Well, it was actually modelled after my concept of a child's relationship with their mother. Several moments in the poem did stem from my own experience, but the large majority of it was a story - which is something I try to tell with all of my works. For example, in the later lines when the speaker addresses their mother, explaining that they don't know what to do because of their endless contradictions ["stand mute, speak your truth"] is I feel an accurate interpretation of parenthood, especially in Asian families - you aren't to talk back, yet they demand explanations that they deem excuses. The line "You are not home...I've never felt less alone" is echoed a couple timed throughout the poem and that, I feel, is a child trying to convince themselves of their resentment for their mother - that they like to be alone, the contradiction being that they feel alone when their mother is around. Yet in the very last bit of the poem when another figure comes into picture, the speaker finally acknowledges that they do need someone - and now they are not alone. I was thinking of my sister when I wrote that, actually, but that 'comfort figure' definitely varies from person to person - and I think that having one is really important.
This is such an interesting question!

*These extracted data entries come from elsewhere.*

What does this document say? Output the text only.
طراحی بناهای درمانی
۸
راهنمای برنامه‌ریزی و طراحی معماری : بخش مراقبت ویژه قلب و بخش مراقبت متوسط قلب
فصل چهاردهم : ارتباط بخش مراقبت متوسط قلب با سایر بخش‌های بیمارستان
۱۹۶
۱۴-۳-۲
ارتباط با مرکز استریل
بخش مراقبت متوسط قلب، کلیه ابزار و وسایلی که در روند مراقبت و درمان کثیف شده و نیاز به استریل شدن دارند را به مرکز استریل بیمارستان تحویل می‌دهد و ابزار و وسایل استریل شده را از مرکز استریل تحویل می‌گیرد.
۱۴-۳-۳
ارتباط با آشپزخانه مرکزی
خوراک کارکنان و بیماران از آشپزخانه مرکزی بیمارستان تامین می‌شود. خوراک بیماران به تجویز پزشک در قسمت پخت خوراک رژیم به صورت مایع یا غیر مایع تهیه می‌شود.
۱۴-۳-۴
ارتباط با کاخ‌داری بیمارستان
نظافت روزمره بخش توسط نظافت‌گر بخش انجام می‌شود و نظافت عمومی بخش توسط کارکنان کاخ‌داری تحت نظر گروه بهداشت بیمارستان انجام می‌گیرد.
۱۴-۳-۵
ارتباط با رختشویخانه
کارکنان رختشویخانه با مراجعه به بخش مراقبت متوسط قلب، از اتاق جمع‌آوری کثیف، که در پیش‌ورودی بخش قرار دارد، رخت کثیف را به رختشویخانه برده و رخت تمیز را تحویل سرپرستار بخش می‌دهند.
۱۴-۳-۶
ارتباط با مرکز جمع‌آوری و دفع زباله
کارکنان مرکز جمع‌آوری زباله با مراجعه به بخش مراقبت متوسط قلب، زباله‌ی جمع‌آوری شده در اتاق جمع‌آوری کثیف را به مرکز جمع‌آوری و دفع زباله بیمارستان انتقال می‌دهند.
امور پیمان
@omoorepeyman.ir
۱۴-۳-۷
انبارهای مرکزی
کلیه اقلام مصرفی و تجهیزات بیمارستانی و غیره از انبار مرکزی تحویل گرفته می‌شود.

I think a song that kind of fits the poem is "Princesses Don't Cry" by CARYS. Of course, that song is about the relationship between girls and boys - but when you kind of reframe the lyrics [e.g. "so heavy the crown, they carry it tall, but it's weighing me down"] you can see that the perspective really matches. The child in the poem talks a lot about being 'weighed down' in a sense ["...shy from clippers of death that bite their wings."] and of course, as a writer, as someone who wants to tell a story, this child to me feels like they're carrying something very, very deep and something really harmful. And they keep trying to convince themselves they're not alone, they're all that they need, and it really ties into the 'a princess doesn't cry' lyric.
So, I've been a writer all my life, absolutely. But when I first started writing poetry, that was maybe two years ago, I think? Before that, I wrote a lot of stories to channel out a lot of negative emotions that lived inside me at the time. But because they were always temporary moments, they never led anywhere, and they really just got me into more frustration and it just didn't quite work to let out what I felt. I believe that at the time in our English class, we were doing a poetry unit where we analysed a lot of poems and I remember looking at them and just loving the amount of interpretations that came, the amount of hidden meaning. I've always found words fascinating, really, and I wrote my first 'real' poem a while after that unit slipped by. I really liked it, so I tried some more. For a long time, I experimented with short-form poetry (under probably 10-12 lines) and really enjoyed it, so I slowly explored longer forms and when I was introduced to the litmag community, something in me just knew that this was something I really, really wanted to continue doing.
Do you know that saying, "Home is where the Heart is"? It's something I've honestly carried all my life, partly because I've lived in too many apartments and houses to dig my heels into and declare a little plot of land as my home. Home to me is where I feel the most comfortable, where I can feel that I'm loved and that I have love for. If that means going out and eating at the Cheesecake Factory on my birthday, or painting rocks with my itty-bitty cousins, that's home for me. It's a place where I can give and take love in equal measure. It doesn't have to be familial - home is also when I'm with my friends and we're walking, laughing, sharing memes in class, or when I'm writing a speech for my debate club. That's home, to me - it's a place where my heart can really feel.
I take writing inspiration from a vast range of places. From classic mythology and folklore to even childhood nostalgia. My writing often features inspiration from a large variety of sources, from what I can observe of societal tensions to perhaps Homer's timeless Iliad. Inspiration is everywhere: golden hour filtering through the trees, leaves drifting across a pond, a scroll through my trusty Pinterest. Rather than drawing from a single writer, I find that I work best when finding meaning in patterns across literature and lived experience.